Mr. President, you are wrong. What you describe would be not "spent energy" but catharsis.

This NY Times letter to the editor gets it right:
I find it hard to believe that a man as intelligent as Mr. Obama, who once taught constitutional law, would equate the pursuit of justice with retribution. It makes it appear as if his decision is one of political expediency.

If holding the C.I.A. operatives accountable for violating federal or international laws is retribution, then the prosecution of ordinary citizens for crimes is also retribution.

The president does not have the authority to be selective about who should or should not be charged with a crime, and he has made a grievous error by confusing the pursuit of justice with retribution or retaliation.

If the president reached his conclusion not to prosecute because the C.I.A. agents were merely following orders, I would remind him that that defense did not hold up at the Nuremberg trials. Those involved must be tried and held accountable regardless of the political consequences.

The Left that fought Bush's neo-Fascist policies are now outraged by Obama's seeming condoning of the abuses of the previous administration:
Amnesty International said the release of the documents was welcome, but condemned the decision to block prosecutions.

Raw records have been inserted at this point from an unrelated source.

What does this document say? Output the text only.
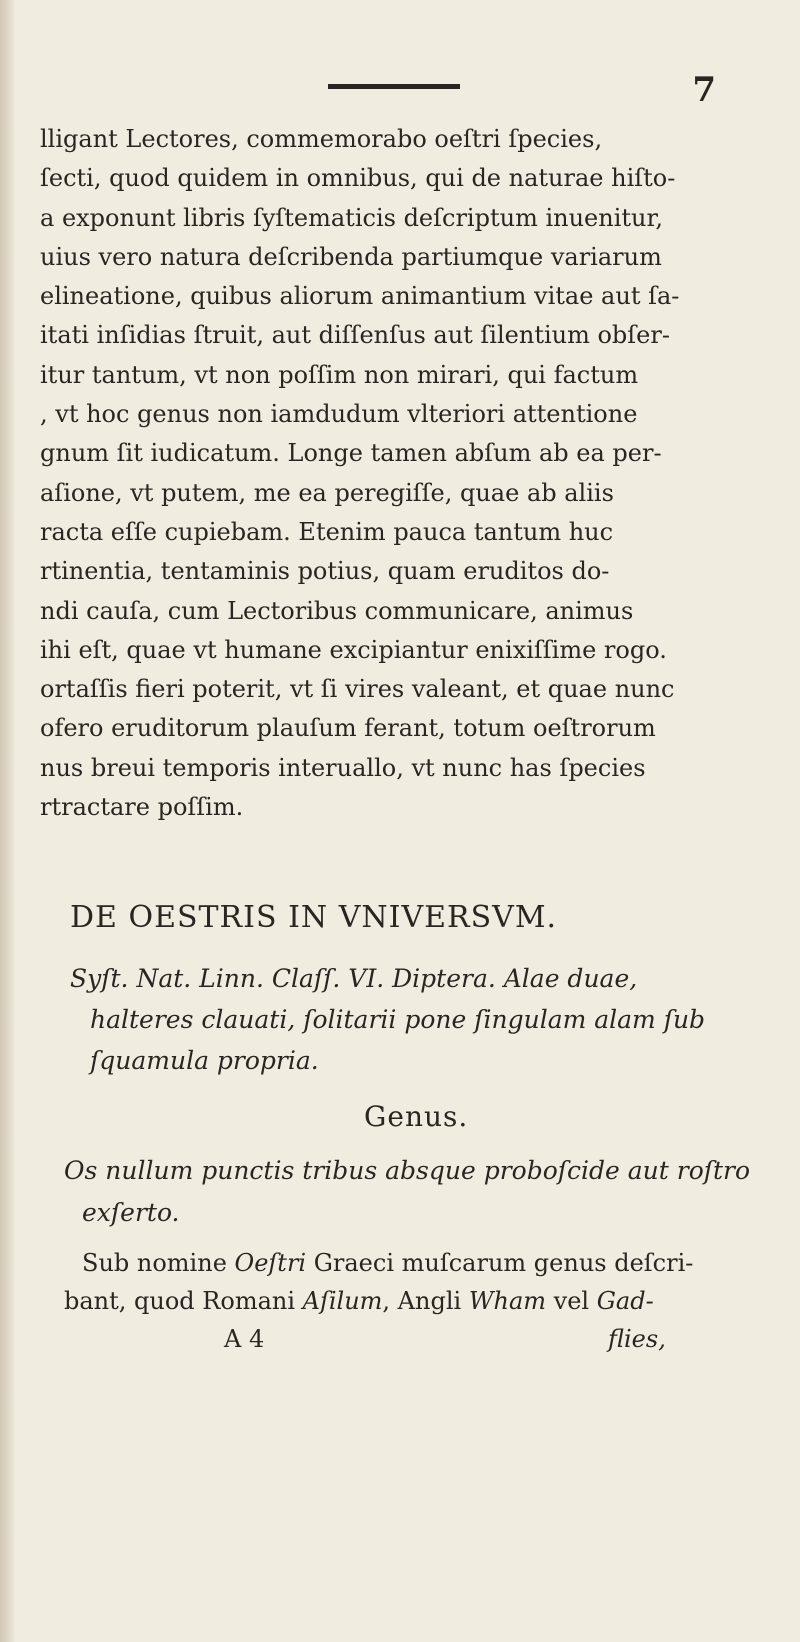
7
lligant Lectores, commemorabo oeſtri ſpecies,
ſecti, quod quidem in omnibus, qui de naturae hiſto-
a exponunt libris ſyſtematicis deſcriptum inuenitur,
uius vero natura deſcribenda partiumque variarum
elineatione, quibus aliorum animantium vitae aut ſa-
itati inſidias ſtruit, aut diſſenſus aut ſilentium obſer-
itur tantum, vt non poſſim non mirari, qui factum
, vt hoc genus non iamdudum vlteriori attentione
gnum ſit iudicatum. Longe tamen abſum ab ea per-
aſione, vt putem, me ea peregiſſe, quae ab aliis
racta eſſe cupiebam. Etenim pauca tantum huc
rtinentia, tentaminis potius, quam eruditos do-
ndi cauſa, cum Lectoribus communicare, animus
ihi eſt, quae vt humane excipiantur enixiſſime rogo.
ortaſſis fieri poterit, vt ſi vires valeant, et quae nunc
ofero eruditorum plauſum ferant, totum oeſtrorum
nus breui temporis interuallo, vt nunc has ſpecies
rtractare poſſim.
DE OESTRIS IN VNIVERSVM.
Syſt. Nat. Linn. Claſſ. VI. Diptera. Alae duae,
halteres clauati, ſolitarii pone ſingulam alam ſub
ſquamula propria.
Genus.
Os nullum punctis tribus absque proboſcide aut roſtro
exſerto.
Sub nomine Oeſtri Graeci muſcarum genus deſcri-
bant, quod Romani Aſilum, Angli Wham vel Gad-
A 4	flies,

"The Department of Justice appears to be offering a get-out-of-jail-free card to individuals who, by U.S. Attorney General Eric Holder's own estimation, were involved in acts of torture," said executive director Larry Cox. "No civilized definition of 'reasonable' behavior can ever encompass acts of torture. Torture has long been recognized to be a violation of both national and international law, and no single legal opinion, no matter from what source, can change that."

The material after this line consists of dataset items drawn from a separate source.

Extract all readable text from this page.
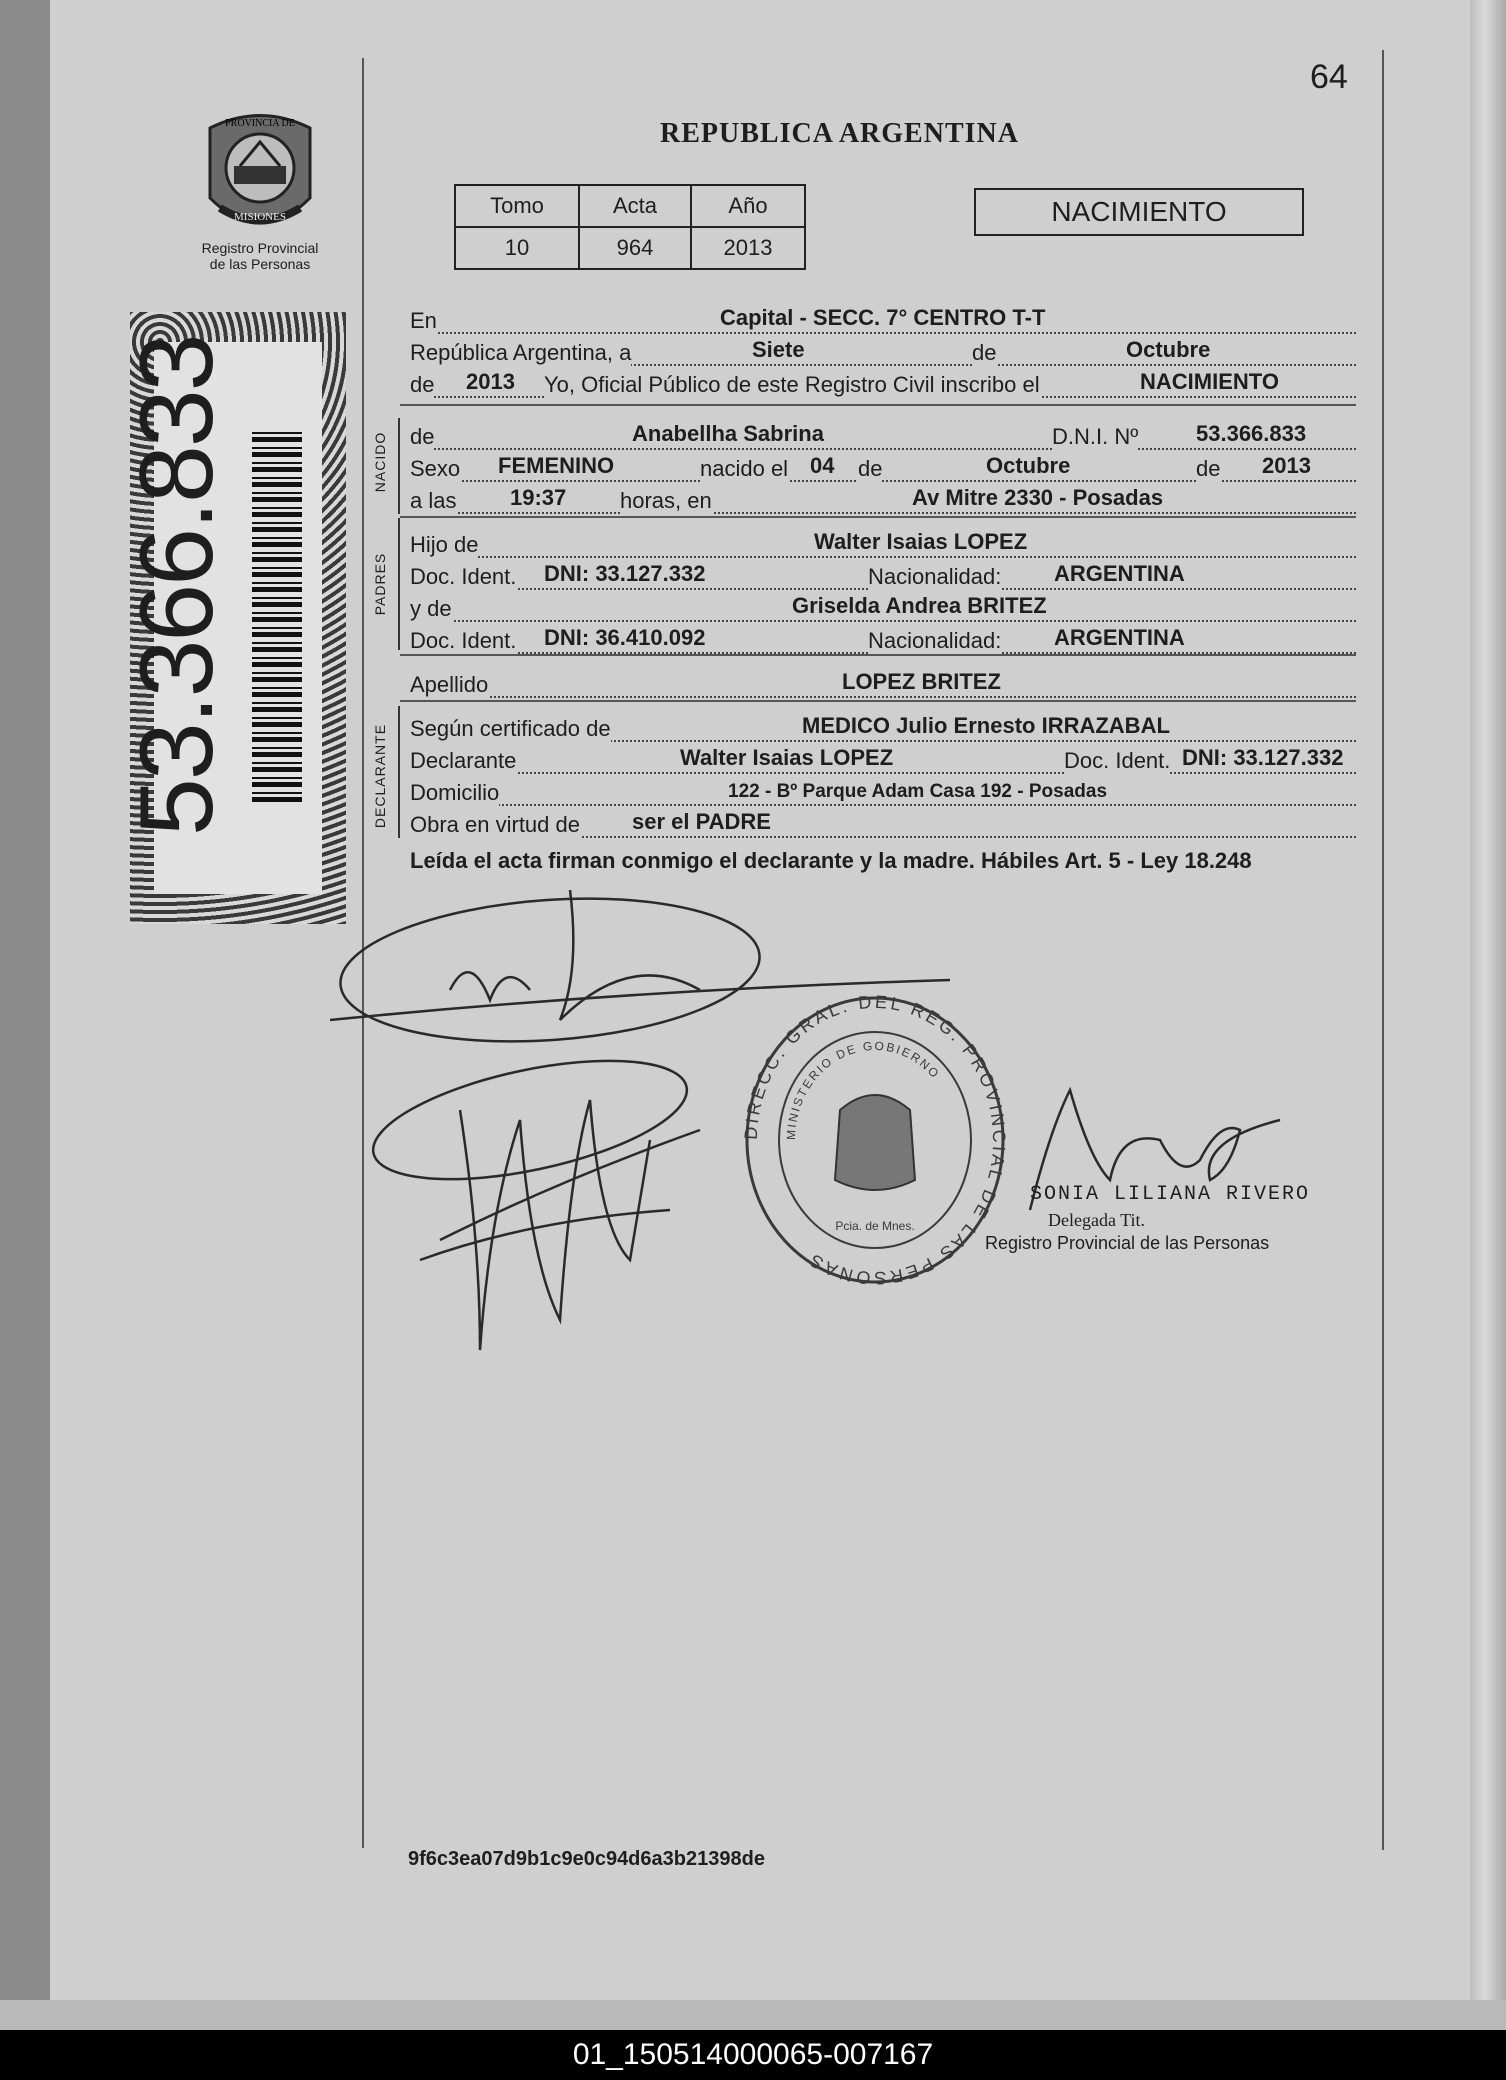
64
REPUBLICA ARGENTINA
PROVINCIA DE
MISIONES
Registro Provincial
de las Personas
53.366.833
Tomo	Acta	Año
10	964	2013
NACIMIENTO
NACIDO
PADRES
DECLARANTE
En	Capital - SECC. 7° CENTRO T-T
República Argentina, a	Siete	de	Octubre
de 2013 Yo, Oficial Público de este Registro Civil inscribo el	NACIMIENTO
de	Anabellha Sabrina	D.N.I. Nº	53.366.833
Sexo FEMENINO	nacido el 04 de	Octubre	de 2013
a las 19:37 horas, en	Av Mitre 2330 - Posadas
Hijo de	Walter Isaias LOPEZ
Doc. Ident. DNI: 33.127.332	Nacionalidad: ARGENTINA
y de	Griselda Andrea BRITEZ
Doc. Ident. DNI: 36.410.092	Nacionalidad: ARGENTINA
Apellido	LOPEZ BRITEZ
Según certificado de	MEDICO Julio Ernesto IRRAZABAL
Declarante	Walter Isaias LOPEZ	Doc. Ident. DNI: 33.127.332
Domicilio	122 - Bº Parque Adam Casa 192 - Posadas
Obra en virtud de ser el PADRE
Leída el acta firman conmigo el declarante y la madre. Hábiles Art. 5 - Ley 18.248
DIRECC. GRAL. DEL REG. PROVINCIAL DE LAS PERSONAS
MINISTERIO DE GOBIERNO
Pcia. de Mnes.
SONIA LILIANA RIVERO
Delegada Tit.
Registro Provincial de las Personas
9f6c3ea07d9b1c9e0c94d6a3b21398de
01_150514000065-007167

The Center for Constitutional Rights, a nonprofit agency founded by attorneys who worked for the civil rights movement of the 1960s, also panned the decision not to prosecute.

"It is one of the deepest disappointments of this administration that it appears unwilling to uphold the law where crimes have been committed by former officials," the organization said.

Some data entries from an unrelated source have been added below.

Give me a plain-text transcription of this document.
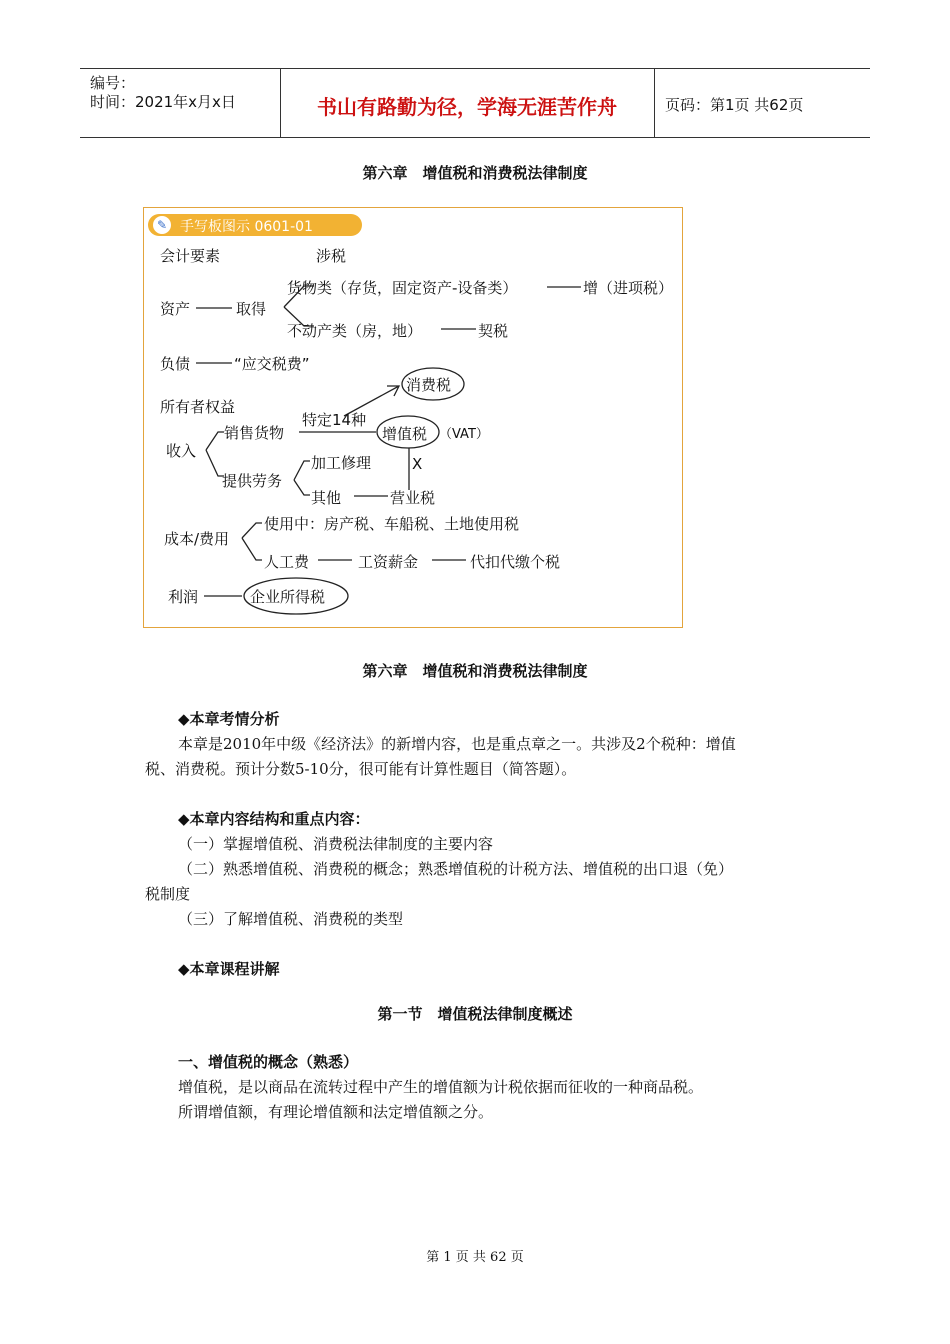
编号：
时间：2021年x月x日	书山有路勤为径，学海无涯苦作舟	页码：第1页 共62页
第六章　增值税和消费税法律制度
✎ 手写板图示 0601-01
会计要素	涉税
资产	取得
货物类（存货，固定资产-设备类）	增（进项税）
不动产类（房，地）	契税
负债	“应交税费”
所有者权益
消费税
收入
销售货物
特定14种
增值税 （VAT）
提供劳务
加工修理	X
其他	营业税
成本/费用
使用中：房产税、车船税、土地使用税
人工费	工资薪金	代扣代缴个税
利润	企业所得税
第六章　增值税和消费税法律制度
◆本章考情分析
本章是2010年中级《经济法》的新增内容，也是重点章之一。共涉及2个税种：增值
税、消费税。预计分数5-10分，很可能有计算性题目（简答题）。
◆本章内容结构和重点内容：
（一）掌握增值税、消费税法律制度的主要内容
（二）熟悉增值税、消费税的概念；熟悉增值税的计税方法、增值税的出口退（免）
税制度
（三）了解增值税、消费税的类型
◆本章课程讲解
第一节　增值税法律制度概述
一、增值税的概念（熟悉）
增值税，是以商品在流转过程中产生的增值额为计税依据而征收的一种商品税。
所谓增值额，有理论增值额和法定增值额之分。
第 1 页 共 62 页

The center is pushing for prosecutions of high-level officials in the Bush administration.

"Whether or not CIA operatives who conducted waterboarding are guaranteed immunity, it is the high-level officials who conceived, justified and ordered the torture program who bear the most responsibility for breaking domestic and international law, and it is they who must be prosecuted," the center said.

"Government officials broke very serious laws: For there to be no consequences not only calls our system of justice into question, it leaves the gate open for this to happen again."